Nine solar car teams are competing in the 2022 Sasol Solar Challenge today, after completing a “scrutineering process” at Red Star Raceway this week.
The scrutineering process was conducted in partnership with the Council for Scientific and Industrial Research (CSIR) and with the help of 12 volunteers from across the world. Solar cars were lined up at the scrutineering area in the early hours of Sunday, taking turns to each station. Three solar cars completed the first phase of scrutineering on day one, and on Tuesday all teams were given the green light to join the start-line today (9 September).
The teams will travel in five provinces across South Africa from 9 until 16 September, demonstrating the power of the sun and showcasing their engineering skills in 18 towns.
“Scrutineering is the most important part of the Sasol Solar Challenge, and the process is conducted in order to ensure that all competitive solar cars meet the requirements and all sporting regulations of the event to assure safety of the drivers as well as the spectators along the route,” says Robert Walker, director of the Sasol Solar Challenge. “It’s great that all teams were successful and passed all the tests. We now look forward to travelling with them on the road during the eight-day challenge.”
The scrutineering process is divided into two categories; static scrutineering, which includes testing of mechanical, electrical and energy storage systems, these include testing of signage, body and sizing, driver operations, lights and vision, battery and safety. The other category is dynamic scrutineering, which tests the speed and stability of the solar cars.
CSIR researcher Tshiamo Segakweng says: “The CSIR team was involved in scrutineering the safety of the solar cars including electrical and battery safety tests. Our team included experts in battery, robotics and solar energy and their expertise was essential during the testing process. The teams we encountered during this process were talented and had various backgrounds locally and internationally. Overall, the scrutineering process was fun and exciting because we had the opportunity to apply our knowledge and provided technical advice on safety requirements on different Solar Cars.”
Chief scrutineer Louis Smuts says: “The process was a great experience and a learning curve for everyone who was part of the scrutineering team. It was impressive to see what these teams can do by themselves, especially the new teams who will be competing for the first time in solar challenge. The cutting-edge technologies that they have developed shows how dedicated and passionate they are in their solar car projects. It’s great that they have all managed to do scrutineering and pass all the tests in each station.”
The 2022 Sasol Solar Challenge will incorporate special stages, which includes half and full blind stages, where information relating to the route will be withheld until the night before teams take on the road, forcing them to strategise last minute.

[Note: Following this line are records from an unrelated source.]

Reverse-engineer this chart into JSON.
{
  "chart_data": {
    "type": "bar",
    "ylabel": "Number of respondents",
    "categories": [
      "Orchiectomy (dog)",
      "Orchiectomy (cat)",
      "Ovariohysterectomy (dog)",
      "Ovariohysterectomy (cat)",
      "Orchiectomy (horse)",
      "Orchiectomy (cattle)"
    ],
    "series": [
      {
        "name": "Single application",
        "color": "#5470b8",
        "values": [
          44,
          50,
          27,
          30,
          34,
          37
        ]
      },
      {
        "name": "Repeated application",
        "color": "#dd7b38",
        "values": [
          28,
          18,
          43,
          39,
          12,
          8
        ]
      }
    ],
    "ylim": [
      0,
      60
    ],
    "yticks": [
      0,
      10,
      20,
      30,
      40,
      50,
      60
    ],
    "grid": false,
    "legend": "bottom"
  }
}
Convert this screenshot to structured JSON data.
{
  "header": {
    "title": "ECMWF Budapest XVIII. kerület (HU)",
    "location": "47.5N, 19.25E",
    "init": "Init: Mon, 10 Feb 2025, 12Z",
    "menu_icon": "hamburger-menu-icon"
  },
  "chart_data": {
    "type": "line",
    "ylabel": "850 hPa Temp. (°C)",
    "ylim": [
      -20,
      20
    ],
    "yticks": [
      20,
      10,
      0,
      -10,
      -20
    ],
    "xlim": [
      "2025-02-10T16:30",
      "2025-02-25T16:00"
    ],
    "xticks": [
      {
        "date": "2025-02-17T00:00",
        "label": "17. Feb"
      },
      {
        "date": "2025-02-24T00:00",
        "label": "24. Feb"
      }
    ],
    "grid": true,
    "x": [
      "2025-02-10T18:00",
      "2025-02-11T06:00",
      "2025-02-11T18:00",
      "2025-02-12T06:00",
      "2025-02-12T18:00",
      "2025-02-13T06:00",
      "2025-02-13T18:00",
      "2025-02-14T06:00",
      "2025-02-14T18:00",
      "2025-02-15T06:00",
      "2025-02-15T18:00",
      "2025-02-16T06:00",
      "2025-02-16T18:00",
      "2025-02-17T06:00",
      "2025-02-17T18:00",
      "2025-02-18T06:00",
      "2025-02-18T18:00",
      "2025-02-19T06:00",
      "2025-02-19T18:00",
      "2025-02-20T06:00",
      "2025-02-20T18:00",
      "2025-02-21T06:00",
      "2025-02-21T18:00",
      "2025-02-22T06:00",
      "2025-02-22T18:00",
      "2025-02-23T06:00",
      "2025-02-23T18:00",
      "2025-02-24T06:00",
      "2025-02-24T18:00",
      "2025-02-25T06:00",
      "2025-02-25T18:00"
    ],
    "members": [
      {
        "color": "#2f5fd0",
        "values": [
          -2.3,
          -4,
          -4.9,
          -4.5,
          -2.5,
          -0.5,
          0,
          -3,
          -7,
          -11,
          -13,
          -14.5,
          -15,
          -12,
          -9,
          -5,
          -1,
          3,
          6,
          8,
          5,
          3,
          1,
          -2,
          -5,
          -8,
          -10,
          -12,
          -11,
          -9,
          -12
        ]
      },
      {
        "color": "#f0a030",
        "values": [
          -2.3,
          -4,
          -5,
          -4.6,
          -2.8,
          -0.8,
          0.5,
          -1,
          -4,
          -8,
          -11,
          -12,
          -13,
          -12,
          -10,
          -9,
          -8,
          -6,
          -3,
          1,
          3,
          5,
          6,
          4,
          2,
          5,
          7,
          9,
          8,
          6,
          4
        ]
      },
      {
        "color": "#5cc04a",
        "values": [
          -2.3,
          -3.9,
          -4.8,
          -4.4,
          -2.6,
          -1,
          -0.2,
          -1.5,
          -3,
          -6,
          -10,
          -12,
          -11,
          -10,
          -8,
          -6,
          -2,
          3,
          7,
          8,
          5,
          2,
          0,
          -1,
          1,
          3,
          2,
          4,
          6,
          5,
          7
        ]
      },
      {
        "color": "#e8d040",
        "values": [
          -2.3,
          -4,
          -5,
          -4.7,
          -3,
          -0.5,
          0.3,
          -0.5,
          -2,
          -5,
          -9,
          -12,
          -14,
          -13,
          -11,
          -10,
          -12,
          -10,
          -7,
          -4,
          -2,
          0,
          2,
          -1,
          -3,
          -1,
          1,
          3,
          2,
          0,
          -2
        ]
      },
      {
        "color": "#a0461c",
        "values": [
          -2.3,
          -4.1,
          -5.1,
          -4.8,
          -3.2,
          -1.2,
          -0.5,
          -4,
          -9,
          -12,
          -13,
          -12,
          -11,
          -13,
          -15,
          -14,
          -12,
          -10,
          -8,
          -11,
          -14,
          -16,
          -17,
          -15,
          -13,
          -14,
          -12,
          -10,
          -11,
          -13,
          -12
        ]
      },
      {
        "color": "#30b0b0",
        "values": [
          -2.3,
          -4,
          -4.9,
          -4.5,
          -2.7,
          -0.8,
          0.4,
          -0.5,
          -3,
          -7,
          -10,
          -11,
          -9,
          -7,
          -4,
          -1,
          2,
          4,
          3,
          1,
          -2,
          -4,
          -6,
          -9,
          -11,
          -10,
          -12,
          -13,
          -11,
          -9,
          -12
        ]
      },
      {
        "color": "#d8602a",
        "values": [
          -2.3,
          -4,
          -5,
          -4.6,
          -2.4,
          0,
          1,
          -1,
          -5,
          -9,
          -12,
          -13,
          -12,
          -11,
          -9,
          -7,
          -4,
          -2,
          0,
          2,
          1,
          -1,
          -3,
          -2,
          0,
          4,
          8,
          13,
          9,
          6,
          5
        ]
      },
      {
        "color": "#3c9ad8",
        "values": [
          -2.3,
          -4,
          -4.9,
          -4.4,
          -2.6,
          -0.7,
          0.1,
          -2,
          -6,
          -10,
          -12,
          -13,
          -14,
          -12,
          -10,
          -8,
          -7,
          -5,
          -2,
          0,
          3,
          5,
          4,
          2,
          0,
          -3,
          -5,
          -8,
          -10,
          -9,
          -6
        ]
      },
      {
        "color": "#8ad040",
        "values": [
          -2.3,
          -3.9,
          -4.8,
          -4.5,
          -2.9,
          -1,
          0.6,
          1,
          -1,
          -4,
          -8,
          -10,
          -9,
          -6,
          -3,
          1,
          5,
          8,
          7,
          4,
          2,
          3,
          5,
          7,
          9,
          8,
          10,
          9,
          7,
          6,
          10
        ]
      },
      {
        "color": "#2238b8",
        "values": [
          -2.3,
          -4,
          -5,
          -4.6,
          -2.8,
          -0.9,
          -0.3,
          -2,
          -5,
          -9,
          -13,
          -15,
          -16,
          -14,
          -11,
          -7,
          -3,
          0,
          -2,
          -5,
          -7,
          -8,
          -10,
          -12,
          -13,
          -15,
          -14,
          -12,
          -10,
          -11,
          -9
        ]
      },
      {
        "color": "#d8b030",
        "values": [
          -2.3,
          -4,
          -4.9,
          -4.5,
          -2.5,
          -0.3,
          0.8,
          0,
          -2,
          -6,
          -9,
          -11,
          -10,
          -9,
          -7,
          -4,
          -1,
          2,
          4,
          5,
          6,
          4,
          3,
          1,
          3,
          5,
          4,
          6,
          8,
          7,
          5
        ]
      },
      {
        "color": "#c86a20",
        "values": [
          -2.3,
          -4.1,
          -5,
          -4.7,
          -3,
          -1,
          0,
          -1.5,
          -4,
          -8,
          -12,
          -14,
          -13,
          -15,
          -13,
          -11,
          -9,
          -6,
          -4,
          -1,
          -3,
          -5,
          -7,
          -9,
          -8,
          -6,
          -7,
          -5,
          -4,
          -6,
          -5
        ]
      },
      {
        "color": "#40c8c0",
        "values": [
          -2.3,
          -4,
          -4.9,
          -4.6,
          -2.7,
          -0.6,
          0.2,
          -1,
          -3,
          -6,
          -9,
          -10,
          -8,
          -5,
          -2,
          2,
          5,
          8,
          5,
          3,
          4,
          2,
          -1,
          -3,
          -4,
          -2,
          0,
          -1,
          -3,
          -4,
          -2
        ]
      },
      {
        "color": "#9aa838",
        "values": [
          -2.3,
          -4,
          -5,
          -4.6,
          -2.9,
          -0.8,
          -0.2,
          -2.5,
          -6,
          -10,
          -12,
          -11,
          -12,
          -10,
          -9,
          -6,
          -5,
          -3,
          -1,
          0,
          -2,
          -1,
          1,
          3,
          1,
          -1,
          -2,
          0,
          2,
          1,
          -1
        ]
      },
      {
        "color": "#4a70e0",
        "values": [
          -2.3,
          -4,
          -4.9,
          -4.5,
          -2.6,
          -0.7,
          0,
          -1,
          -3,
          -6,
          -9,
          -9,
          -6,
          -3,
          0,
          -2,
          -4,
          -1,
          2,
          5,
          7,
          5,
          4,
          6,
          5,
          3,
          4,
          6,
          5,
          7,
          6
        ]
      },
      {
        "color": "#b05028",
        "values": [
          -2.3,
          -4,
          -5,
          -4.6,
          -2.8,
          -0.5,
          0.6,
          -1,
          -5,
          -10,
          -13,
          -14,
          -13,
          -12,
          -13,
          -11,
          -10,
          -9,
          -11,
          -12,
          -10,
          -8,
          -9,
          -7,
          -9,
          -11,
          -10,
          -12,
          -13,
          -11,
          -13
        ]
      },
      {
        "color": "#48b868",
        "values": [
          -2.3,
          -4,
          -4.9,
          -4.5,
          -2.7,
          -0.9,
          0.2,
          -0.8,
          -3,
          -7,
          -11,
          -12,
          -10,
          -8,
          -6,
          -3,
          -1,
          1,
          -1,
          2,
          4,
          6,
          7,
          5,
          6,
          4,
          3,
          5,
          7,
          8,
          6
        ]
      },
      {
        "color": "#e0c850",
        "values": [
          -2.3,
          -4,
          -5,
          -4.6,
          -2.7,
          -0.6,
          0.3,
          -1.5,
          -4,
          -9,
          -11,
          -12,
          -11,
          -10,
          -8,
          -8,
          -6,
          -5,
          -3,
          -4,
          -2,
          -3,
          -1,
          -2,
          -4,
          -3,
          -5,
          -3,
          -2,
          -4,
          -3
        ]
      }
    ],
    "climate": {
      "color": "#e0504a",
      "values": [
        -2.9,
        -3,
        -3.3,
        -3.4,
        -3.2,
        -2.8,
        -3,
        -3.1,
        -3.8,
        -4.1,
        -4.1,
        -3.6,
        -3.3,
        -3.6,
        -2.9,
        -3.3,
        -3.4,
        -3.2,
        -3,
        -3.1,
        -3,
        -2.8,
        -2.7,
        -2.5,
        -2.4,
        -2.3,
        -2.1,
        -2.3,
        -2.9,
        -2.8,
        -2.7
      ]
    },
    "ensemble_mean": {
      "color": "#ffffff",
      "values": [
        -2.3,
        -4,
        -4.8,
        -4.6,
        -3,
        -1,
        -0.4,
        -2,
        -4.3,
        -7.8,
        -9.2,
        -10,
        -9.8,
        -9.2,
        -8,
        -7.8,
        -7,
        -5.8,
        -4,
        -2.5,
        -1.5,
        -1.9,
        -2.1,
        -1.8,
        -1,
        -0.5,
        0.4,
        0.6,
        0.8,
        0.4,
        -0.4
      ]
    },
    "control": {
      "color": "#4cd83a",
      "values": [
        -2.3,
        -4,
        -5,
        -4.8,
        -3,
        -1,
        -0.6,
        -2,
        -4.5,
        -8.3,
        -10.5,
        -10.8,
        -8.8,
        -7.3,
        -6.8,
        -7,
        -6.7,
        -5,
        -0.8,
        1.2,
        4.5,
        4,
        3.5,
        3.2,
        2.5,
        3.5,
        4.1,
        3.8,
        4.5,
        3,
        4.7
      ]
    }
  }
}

The 2022 route from Johannesburg to Cape Town will include five provinces and 18 towns. Communities in these provinces will witness solar-powered cars moving through their streets on the eight-day long challenge for the first time in almost four years. The challenge has a new route with new towns, roads, and communities, to increase the impact which the event has on the communities which it passes through. New towns include Brakpan, Trompsburg, Willowmore, Kirkwood, Jeffreys Bay, Riversdale and Caledon.